Germany carries out first reinstated controls at border

German officers have carried out the first passport checks at the country’s border with Austria, after Berlin’s shock decision earlier to reintroduce such controls to halt a surge in refugee numbers.

road-controle

Police stopped all cars and pedestrians at the Freilassing crossing, with three Syrian migrants who were on foot told to remain on the side of the road after officers looked at their documents.

“We want to go to Germany,” one of the three told AFP news agency.

The border crossing at the Bavarian commune is a key road crossing for travellers between the Salzburg region and the southern German region of Bavaria.

Four officers wearing fluorescent yellow vests were seen on duty and checking drivers’ identity cards.

German federal police had said hundreds of officers were being deployed to carry out the newly reintroduced border controls.

Earlier, Berlin announced that the temporary measure would be taken first on the southern frontier with Austria, where migrant arrivals have soared since Chancellor Angela Merkel effectively opened German borders to refugees a week ago.

“The aim of these measures is to limit the current inflows to Germany and to return to orderly procedures when people enter the country,” said Interior Minister Thomas de Maiziére, adding this was also necessary for security reasons.

Berlin took the step – which is allowed under Europe’s Schengen treaty as long as it remains temporary – a day before EU interior ministers hold an emergency meeting to discuss spreading asylum seekers around the 28-nation bloc.

A European Commission proposal that each country should accept refugees under a system of compulsory quotas is meeting strong resistance from some countries, especially in central Europe – with Slovakia saying it would try to block the plan.

Germany, Europe’s largest and richest economy, has become a magnet for many people fleeing war and poverty in Syria and other parts of the Middle East, Asia and Africa.

Police said around 13,000 migrants arrived in the southern city of Munich alone on Saturday, and another 3,000 on Sunday morning.

Now Germany has joined the list of smaller and poorer countries such as Greece and Hungary that are struggling to manage the huge flow of desperate people.

“This step became necessary. The great willingness to help that Germany has shown in recent weeks – by full-time employees and especially by the many thousands of volunteers – must not be overstrained,” Mr de Maiziére said.

Germany legally justified in reinstating controls

The European Commission said Germany appeared legally justified in reimposing border controls, which have been removed in recent decades across much of the continent, and urged action at Monday’s meeting in Brussels.

“The German decision of today underlines the urgency to agree on the measures proposed by the European Commission in order to manage the refugee crisis,” it said in a statement.
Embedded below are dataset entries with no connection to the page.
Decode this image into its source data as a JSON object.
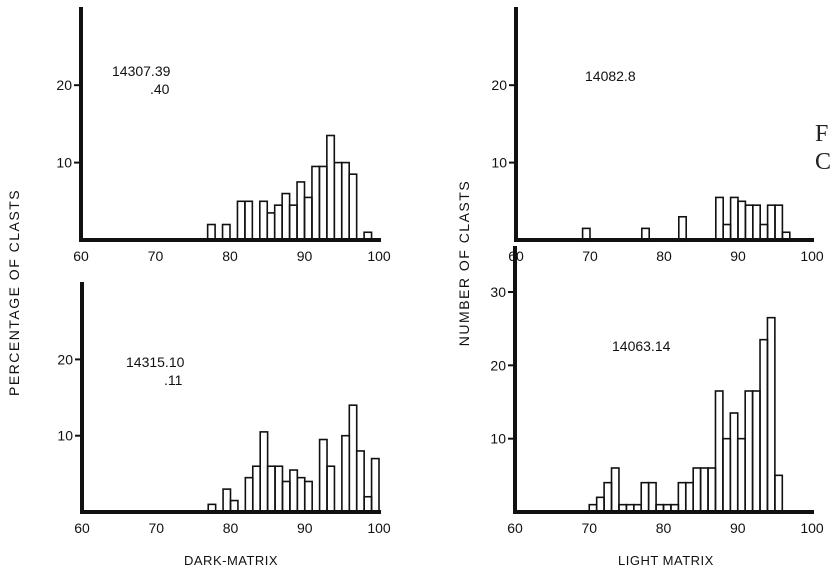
{
  "figure": {
    "left_ylabel": "PERCENTAGE OF  CLASTS",
    "right_ylabel": "NUMBER  OF  CLASTS",
    "left_xlabel": "DARK-MATRIX",
    "right_xlabel": "LIGHT MATRIX",
    "cropped_text": [
      "F",
      "C"
    ],
    "line_color": "#111111"
  },
  "chart_data": [
    {
      "type": "histogram",
      "sample_label": [
        "14307.39",
        ".40"
      ],
      "ylabel": "PERCENTAGE OF  CLASTS",
      "xlim": [
        60,
        100
      ],
      "ylim": [
        0,
        27
      ],
      "xticks": [
        60,
        70,
        80,
        90,
        100
      ],
      "yticks": [
        10,
        20
      ],
      "bin_width": 1,
      "bins": [
        {
          "x": 77,
          "y": 2
        },
        {
          "x": 78,
          "y": 0
        },
        {
          "x": 79,
          "y": 2
        },
        {
          "x": 80,
          "y": 0
        },
        {
          "x": 81,
          "y": 5
        },
        {
          "x": 82,
          "y": 5
        },
        {
          "x": 83,
          "y": 0
        },
        {
          "x": 84,
          "y": 5
        },
        {
          "x": 85,
          "y": 3.5
        },
        {
          "x": 86,
          "y": 4.5
        },
        {
          "x": 87,
          "y": 6
        },
        {
          "x": 88,
          "y": 4.5
        },
        {
          "x": 89,
          "y": 7.5
        },
        {
          "x": 90,
          "y": 5.5
        },
        {
          "x": 91,
          "y": 9.5
        },
        {
          "x": 92,
          "y": 9.5
        },
        {
          "x": 93,
          "y": 13.5
        },
        {
          "x": 94,
          "y": 10
        },
        {
          "x": 95,
          "y": 10
        },
        {
          "x": 96,
          "y": 8.5
        },
        {
          "x": 97,
          "y": 0
        },
        {
          "x": 98,
          "y": 1
        }
      ]
    },
    {
      "type": "histogram",
      "sample_label": [
        "14082.8"
      ],
      "ylabel": "NUMBER  OF  CLASTS",
      "xlim": [
        60,
        100
      ],
      "ylim": [
        0,
        27
      ],
      "xticks": [
        60,
        70,
        80,
        90,
        100
      ],
      "yticks": [
        10,
        20
      ],
      "bin_width": 1,
      "bins": [
        {
          "x": 69,
          "y": 1.5
        },
        {
          "x": 77,
          "y": 1.5
        },
        {
          "x": 82,
          "y": 3
        },
        {
          "x": 87,
          "y": 5.5
        },
        {
          "x": 88,
          "y": 2
        },
        {
          "x": 89,
          "y": 5.5
        },
        {
          "x": 90,
          "y": 5
        },
        {
          "x": 91,
          "y": 4.5
        },
        {
          "x": 92,
          "y": 4.5
        },
        {
          "x": 93,
          "y": 2
        },
        {
          "x": 94,
          "y": 4.5
        },
        {
          "x": 95,
          "y": 4.5
        },
        {
          "x": 96,
          "y": 1
        }
      ]
    },
    {
      "type": "histogram",
      "sample_label": [
        "14315.10",
        ".11"
      ],
      "ylabel": "PERCENTAGE OF  CLASTS",
      "xlabel": "DARK-MATRIX",
      "xlim": [
        60,
        100
      ],
      "ylim": [
        0,
        27
      ],
      "xticks": [
        60,
        70,
        80,
        90,
        100
      ],
      "yticks": [
        10,
        20
      ],
      "bin_width": 1,
      "bins": [
        {
          "x": 77,
          "y": 1
        },
        {
          "x": 78,
          "y": 0
        },
        {
          "x": 79,
          "y": 3
        },
        {
          "x": 80,
          "y": 1.5
        },
        {
          "x": 81,
          "y": 0
        },
        {
          "x": 82,
          "y": 4.5
        },
        {
          "x": 83,
          "y": 6
        },
        {
          "x": 84,
          "y": 10.5
        },
        {
          "x": 85,
          "y": 6
        },
        {
          "x": 86,
          "y": 6
        },
        {
          "x": 87,
          "y": 4
        },
        {
          "x": 88,
          "y": 5.5
        },
        {
          "x": 89,
          "y": 4.5
        },
        {
          "x": 90,
          "y": 4
        },
        {
          "x": 91,
          "y": 0
        },
        {
          "x": 92,
          "y": 9.5
        },
        {
          "x": 93,
          "y": 6
        },
        {
          "x": 94,
          "y": 0
        },
        {
          "x": 95,
          "y": 10
        },
        {
          "x": 96,
          "y": 14
        },
        {
          "x": 97,
          "y": 8
        },
        {
          "x": 98,
          "y": 2
        },
        {
          "x": 99,
          "y": 7
        }
      ]
    },
    {
      "type": "histogram",
      "sample_label": [
        "14063.14"
      ],
      "ylabel": "NUMBER  OF  CLASTS",
      "xlabel": "LIGHT MATRIX",
      "xlim": [
        60,
        100
      ],
      "ylim": [
        0,
        33
      ],
      "xticks": [
        60,
        70,
        80,
        90,
        100
      ],
      "yticks": [
        10,
        20,
        30
      ],
      "bin_width": 1,
      "bins": [
        {
          "x": 70,
          "y": 1
        },
        {
          "x": 71,
          "y": 2
        },
        {
          "x": 72,
          "y": 4
        },
        {
          "x": 73,
          "y": 6
        },
        {
          "x": 74,
          "y": 1
        },
        {
          "x": 75,
          "y": 1
        },
        {
          "x": 76,
          "y": 1
        },
        {
          "x": 77,
          "y": 4
        },
        {
          "x": 78,
          "y": 4
        },
        {
          "x": 79,
          "y": 1
        },
        {
          "x": 80,
          "y": 1
        },
        {
          "x": 81,
          "y": 1
        },
        {
          "x": 82,
          "y": 4
        },
        {
          "x": 83,
          "y": 4
        },
        {
          "x": 84,
          "y": 6
        },
        {
          "x": 85,
          "y": 6
        },
        {
          "x": 86,
          "y": 6
        },
        {
          "x": 87,
          "y": 16.5
        },
        {
          "x": 88,
          "y": 10
        },
        {
          "x": 89,
          "y": 13.5
        },
        {
          "x": 90,
          "y": 10
        },
        {
          "x": 91,
          "y": 16.5
        },
        {
          "x": 92,
          "y": 16.5
        },
        {
          "x": 93,
          "y": 23.5
        },
        {
          "x": 94,
          "y": 26.5
        },
        {
          "x": 95,
          "y": 5
        }
      ]
    }
  ]
}
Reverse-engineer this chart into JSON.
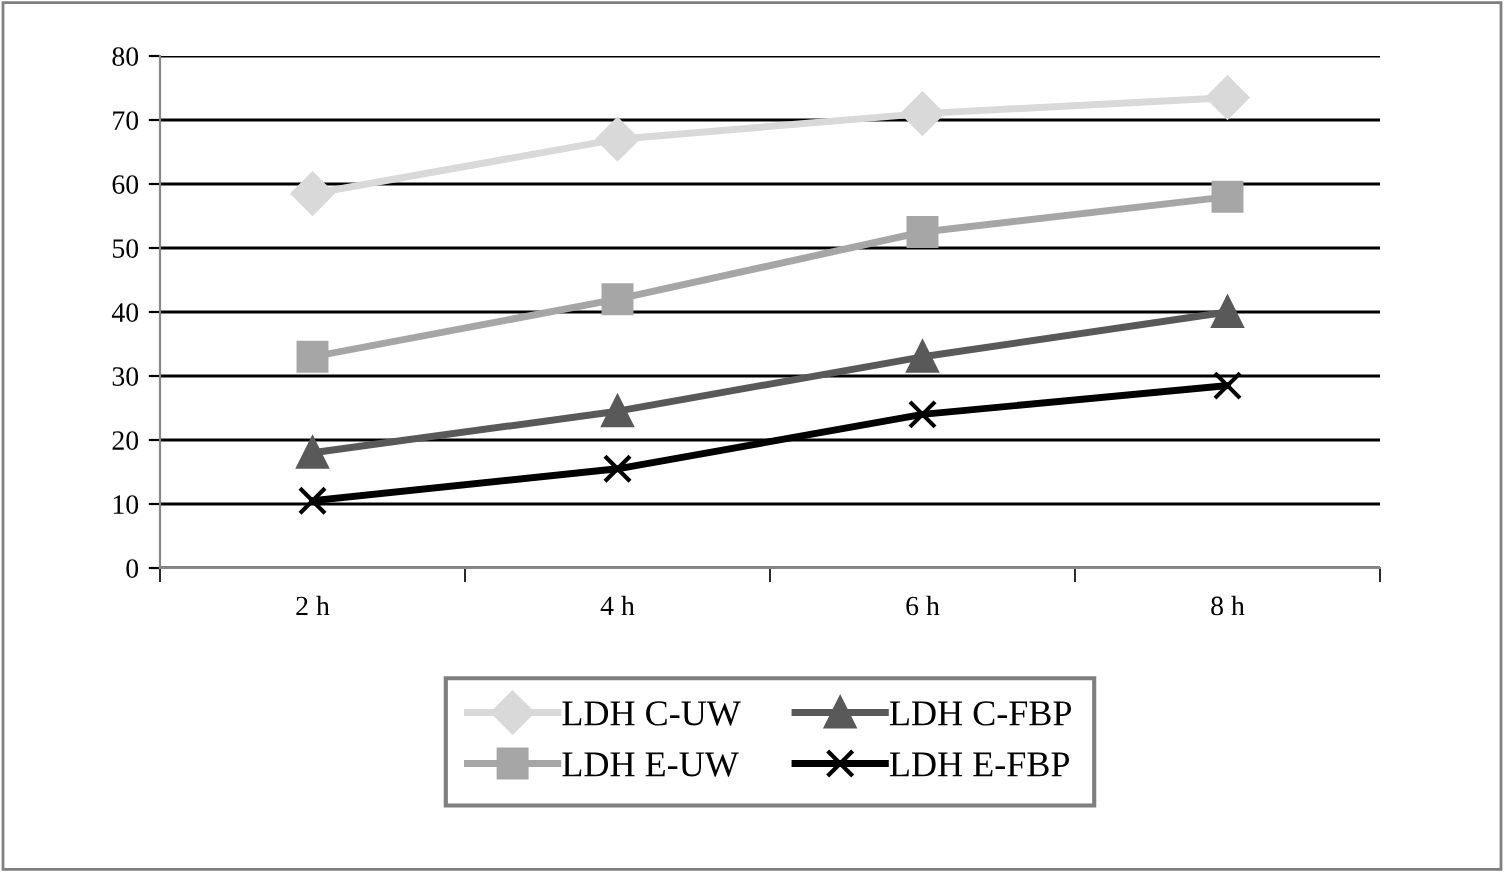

The Czech Republic has also said it will boost controls on the border with Austria over the refugee crisis.

In response, the United Nations refugee agency UNHCR warned the EU must avoid fragmenting into a patchwork of countries with different border rules, which would plunge thousands of refugees into “legal limbo”.

Meanwhile, Germany has halted train traffic from Austria, a spokeswoman for Austrian rail company OeBB said. She said the head of the German rail company told his Austrian counterpart of the decision.

Amid political bickering among European governments, the crisis claimed yet more lives – 28 migrants drowned off a Greek island today when their boat sank, the coastguard said.

Earlier, Berlin made clear it needed help from EU partners. “It’s true: The European lack of action in the refugee crisis is now pushing even Germany to the limit of its ability,” Economy Minister Sigmar Gabriel, who is also vice-chancellor, told the website of Der Tagesspiegel newspaper.

With large numbers of migrants stuck in squalid and chaotic conditions on European borders, or trudging along the side of motorways, Ms Merkel last weekend stopped enforcing the EU’s ‘Dublin’ rules under which asylum seekers should register in the first member state they arrive in.

Mr De Maiziére defended her decision but insisted the Dublin rules were still valid. “We need to quickly return to orderly procedures now,” he added. “We can’t allow refugees to freely choose where they want to stay – that’s not the case anywhere in the world.”

Most asylum seekers are refusing to stay in the poorer southern European countries where they arrive, such as Greece, and are instead making their way to Germany or Sweden where they anticipate a warmer welcome.

Germans have greeted them with cheers and volunteers are flooding in to assist at the end of their arduous and dangerous journeys by sea and land, often via Turkey and the Greek islands, and then onwards through the Balkans, Hungary and Austria.

Despite Germany’s decision, Austria would not introduce additional checks at its border with Hungary, Chancellor Werner Faymann said, according to the Austrian news agency APA.